Children in the study experienced improved motor function, better mood, and longer sleep, and were able to interact more fully with their parents and siblings. Oculogyric crisis, a hallmark of the disorder involving involuntary upward fixed gaze that may last for hours and may be accompanied by seizure-like episodes, ceased in all but one patient. Just 135 children worldwide are known to be missing the AADC enzyme, with the condition affecting more people of Asian descent.

The trial borrowed from gene delivery techniques used to treat Parkinson’s disease, pioneered by senior author Krystof Bankiewicz, MD, PhD, of the UCSF Department of Neurological Surgery and the Weill Institute for Neurosciences, and of the Department of Neurological Surgery at Ohio State University. Both conditions are associated with deficiencies of AADC, which converts levodopa into dopamine, a neurotransmitter involved in movement, mood, learning and concentration. In treating both conditions, Bankiewicz developed a viral vector containing the AADC gene. The vector is infused into the brain via a small hole in the skull, using real-time MR imaging to enable the neurosurgeon to map the target region and plan canula insertion and infusion.

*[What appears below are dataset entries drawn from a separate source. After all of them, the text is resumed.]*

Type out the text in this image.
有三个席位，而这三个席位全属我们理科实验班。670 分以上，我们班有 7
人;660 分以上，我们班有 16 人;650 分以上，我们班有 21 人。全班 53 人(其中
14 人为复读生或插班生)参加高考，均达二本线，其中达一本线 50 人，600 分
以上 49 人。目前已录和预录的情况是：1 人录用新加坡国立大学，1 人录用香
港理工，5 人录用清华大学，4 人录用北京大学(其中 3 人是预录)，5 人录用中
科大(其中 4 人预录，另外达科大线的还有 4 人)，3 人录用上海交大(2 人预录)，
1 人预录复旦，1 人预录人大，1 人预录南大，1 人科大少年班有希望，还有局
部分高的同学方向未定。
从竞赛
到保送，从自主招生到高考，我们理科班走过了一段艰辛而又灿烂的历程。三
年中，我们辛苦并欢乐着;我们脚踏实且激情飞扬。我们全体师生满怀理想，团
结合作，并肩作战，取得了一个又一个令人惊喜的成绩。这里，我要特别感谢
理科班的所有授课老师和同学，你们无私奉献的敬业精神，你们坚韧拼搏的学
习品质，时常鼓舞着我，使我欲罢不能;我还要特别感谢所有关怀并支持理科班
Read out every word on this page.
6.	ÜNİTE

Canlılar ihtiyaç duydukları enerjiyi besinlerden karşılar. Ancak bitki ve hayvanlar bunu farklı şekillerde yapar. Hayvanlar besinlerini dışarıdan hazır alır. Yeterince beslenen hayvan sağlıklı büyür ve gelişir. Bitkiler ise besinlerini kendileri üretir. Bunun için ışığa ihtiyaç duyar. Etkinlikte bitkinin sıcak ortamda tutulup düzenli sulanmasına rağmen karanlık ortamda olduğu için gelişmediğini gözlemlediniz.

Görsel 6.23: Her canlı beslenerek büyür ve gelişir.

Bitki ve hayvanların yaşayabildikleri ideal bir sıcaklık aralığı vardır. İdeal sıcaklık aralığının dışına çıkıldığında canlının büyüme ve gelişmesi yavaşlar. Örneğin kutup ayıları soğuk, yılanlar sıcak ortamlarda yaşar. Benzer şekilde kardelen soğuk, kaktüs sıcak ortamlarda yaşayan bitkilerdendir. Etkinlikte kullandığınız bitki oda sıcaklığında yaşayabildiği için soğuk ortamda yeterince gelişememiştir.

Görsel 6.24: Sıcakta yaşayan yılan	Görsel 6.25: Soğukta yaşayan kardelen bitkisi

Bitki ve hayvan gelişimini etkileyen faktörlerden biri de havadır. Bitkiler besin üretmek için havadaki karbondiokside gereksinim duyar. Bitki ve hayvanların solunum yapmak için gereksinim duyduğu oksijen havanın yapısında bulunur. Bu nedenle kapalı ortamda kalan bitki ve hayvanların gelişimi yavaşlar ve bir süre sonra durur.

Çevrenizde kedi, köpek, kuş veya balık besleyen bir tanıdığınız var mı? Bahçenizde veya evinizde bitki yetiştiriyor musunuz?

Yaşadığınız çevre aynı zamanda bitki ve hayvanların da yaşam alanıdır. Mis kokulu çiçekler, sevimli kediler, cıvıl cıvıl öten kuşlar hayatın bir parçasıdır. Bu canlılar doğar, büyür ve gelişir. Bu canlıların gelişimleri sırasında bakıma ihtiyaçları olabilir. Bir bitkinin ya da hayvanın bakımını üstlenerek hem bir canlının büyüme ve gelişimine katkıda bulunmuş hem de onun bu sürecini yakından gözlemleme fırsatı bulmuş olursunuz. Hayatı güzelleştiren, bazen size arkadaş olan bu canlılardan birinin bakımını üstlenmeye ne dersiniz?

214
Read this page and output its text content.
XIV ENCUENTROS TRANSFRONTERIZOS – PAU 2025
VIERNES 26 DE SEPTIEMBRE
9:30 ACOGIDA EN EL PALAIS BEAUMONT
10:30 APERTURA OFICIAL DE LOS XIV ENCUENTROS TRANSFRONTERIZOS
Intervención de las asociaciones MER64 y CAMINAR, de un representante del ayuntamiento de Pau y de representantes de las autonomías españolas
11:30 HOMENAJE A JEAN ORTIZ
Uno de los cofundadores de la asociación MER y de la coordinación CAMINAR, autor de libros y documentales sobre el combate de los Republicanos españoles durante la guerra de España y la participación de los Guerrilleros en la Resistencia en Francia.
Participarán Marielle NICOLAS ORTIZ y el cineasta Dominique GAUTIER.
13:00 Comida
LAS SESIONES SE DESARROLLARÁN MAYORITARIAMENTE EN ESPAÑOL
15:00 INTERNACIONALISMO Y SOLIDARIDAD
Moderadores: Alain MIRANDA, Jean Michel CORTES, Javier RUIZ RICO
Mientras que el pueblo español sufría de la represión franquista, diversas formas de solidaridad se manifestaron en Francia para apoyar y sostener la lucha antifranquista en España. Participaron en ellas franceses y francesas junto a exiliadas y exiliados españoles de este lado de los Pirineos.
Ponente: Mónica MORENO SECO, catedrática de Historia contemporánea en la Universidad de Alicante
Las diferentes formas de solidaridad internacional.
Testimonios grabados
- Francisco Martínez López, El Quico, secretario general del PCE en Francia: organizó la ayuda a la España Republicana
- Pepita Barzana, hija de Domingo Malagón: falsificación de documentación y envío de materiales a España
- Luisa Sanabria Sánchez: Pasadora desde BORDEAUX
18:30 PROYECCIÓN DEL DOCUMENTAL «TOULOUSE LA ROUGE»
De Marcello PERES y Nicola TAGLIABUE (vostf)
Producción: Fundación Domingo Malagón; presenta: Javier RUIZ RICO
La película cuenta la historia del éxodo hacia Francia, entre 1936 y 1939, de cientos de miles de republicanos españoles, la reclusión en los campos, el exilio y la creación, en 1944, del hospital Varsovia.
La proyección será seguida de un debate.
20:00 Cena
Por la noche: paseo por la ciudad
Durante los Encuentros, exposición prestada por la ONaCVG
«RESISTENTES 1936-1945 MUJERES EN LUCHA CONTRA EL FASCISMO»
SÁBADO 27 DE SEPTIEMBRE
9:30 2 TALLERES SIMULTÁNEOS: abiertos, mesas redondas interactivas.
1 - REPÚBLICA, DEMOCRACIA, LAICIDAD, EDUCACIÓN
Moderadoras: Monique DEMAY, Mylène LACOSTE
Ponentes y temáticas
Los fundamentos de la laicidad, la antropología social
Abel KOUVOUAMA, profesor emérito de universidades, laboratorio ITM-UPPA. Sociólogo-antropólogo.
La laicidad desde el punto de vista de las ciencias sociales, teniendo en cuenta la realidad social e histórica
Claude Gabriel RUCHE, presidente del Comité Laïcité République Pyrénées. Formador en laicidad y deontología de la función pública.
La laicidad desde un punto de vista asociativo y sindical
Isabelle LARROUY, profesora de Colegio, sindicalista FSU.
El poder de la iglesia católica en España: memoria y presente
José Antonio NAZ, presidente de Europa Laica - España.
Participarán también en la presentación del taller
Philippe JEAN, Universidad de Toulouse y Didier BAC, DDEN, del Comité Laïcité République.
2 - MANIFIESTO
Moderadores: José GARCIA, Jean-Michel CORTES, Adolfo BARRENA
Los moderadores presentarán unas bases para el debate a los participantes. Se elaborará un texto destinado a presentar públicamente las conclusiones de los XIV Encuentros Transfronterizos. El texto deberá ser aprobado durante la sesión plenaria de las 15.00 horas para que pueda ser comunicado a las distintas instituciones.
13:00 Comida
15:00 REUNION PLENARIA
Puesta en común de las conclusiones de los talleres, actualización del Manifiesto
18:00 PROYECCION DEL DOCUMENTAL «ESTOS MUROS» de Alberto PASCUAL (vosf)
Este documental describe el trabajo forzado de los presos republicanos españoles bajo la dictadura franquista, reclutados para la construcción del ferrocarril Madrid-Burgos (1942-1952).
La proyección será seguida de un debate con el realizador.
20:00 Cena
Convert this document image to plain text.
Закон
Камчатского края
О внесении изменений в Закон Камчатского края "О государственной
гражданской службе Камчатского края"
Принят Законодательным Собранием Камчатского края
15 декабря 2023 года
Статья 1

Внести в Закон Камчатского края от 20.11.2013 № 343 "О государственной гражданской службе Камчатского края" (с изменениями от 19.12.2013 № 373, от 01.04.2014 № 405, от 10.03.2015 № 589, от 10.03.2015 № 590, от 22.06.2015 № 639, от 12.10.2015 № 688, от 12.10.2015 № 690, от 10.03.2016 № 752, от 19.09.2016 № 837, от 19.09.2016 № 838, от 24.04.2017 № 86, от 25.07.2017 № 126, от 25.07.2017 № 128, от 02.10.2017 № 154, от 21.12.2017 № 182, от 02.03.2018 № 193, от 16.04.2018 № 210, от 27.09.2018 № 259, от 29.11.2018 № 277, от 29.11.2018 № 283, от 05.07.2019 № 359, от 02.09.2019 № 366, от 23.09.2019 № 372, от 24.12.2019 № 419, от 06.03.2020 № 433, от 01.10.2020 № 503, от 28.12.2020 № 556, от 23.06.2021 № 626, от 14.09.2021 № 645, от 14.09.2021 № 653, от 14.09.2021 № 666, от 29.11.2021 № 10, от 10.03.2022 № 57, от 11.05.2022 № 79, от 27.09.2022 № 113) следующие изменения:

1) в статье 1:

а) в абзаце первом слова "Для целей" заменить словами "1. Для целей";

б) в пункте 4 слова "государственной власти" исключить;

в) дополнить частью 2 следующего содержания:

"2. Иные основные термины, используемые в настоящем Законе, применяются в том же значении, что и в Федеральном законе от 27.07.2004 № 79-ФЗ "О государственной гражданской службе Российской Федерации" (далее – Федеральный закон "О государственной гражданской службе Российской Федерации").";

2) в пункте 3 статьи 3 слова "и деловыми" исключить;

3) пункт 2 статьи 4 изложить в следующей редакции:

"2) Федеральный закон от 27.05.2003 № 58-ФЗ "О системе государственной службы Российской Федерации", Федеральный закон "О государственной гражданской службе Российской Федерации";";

Children with primary AADC deficiency lack a functional copy of the gene, but we had presumed that their actual neuronal pathway was intact,” said co-first author Nalin Gupta, MD, PhD, of the UCSF Department of Neurological Surgery and the surgical principal investigator. “This is unlike Parkinson’s disease, where the neurons that produce dopamine undergo degeneration.

While the Parkinson’s trial focused on the putamen, a part of the brain that plays a key role in this degeneration, Gupta said the AADC gene therapy trial targeted neurons in the substantia nigra and ventral tegmental area of the brainstem, sites that may have more therapeutic benefits.

The approach for treating AADC deficiency is much more straightforward than it is for Parkinson’s,” said Bankiewicz. “In AADC deficiency, the wiring of the brain is normal, it’s just the neurons don’t know how to produce dopamine because they lack AADC.”

Results appear in Nature Communications.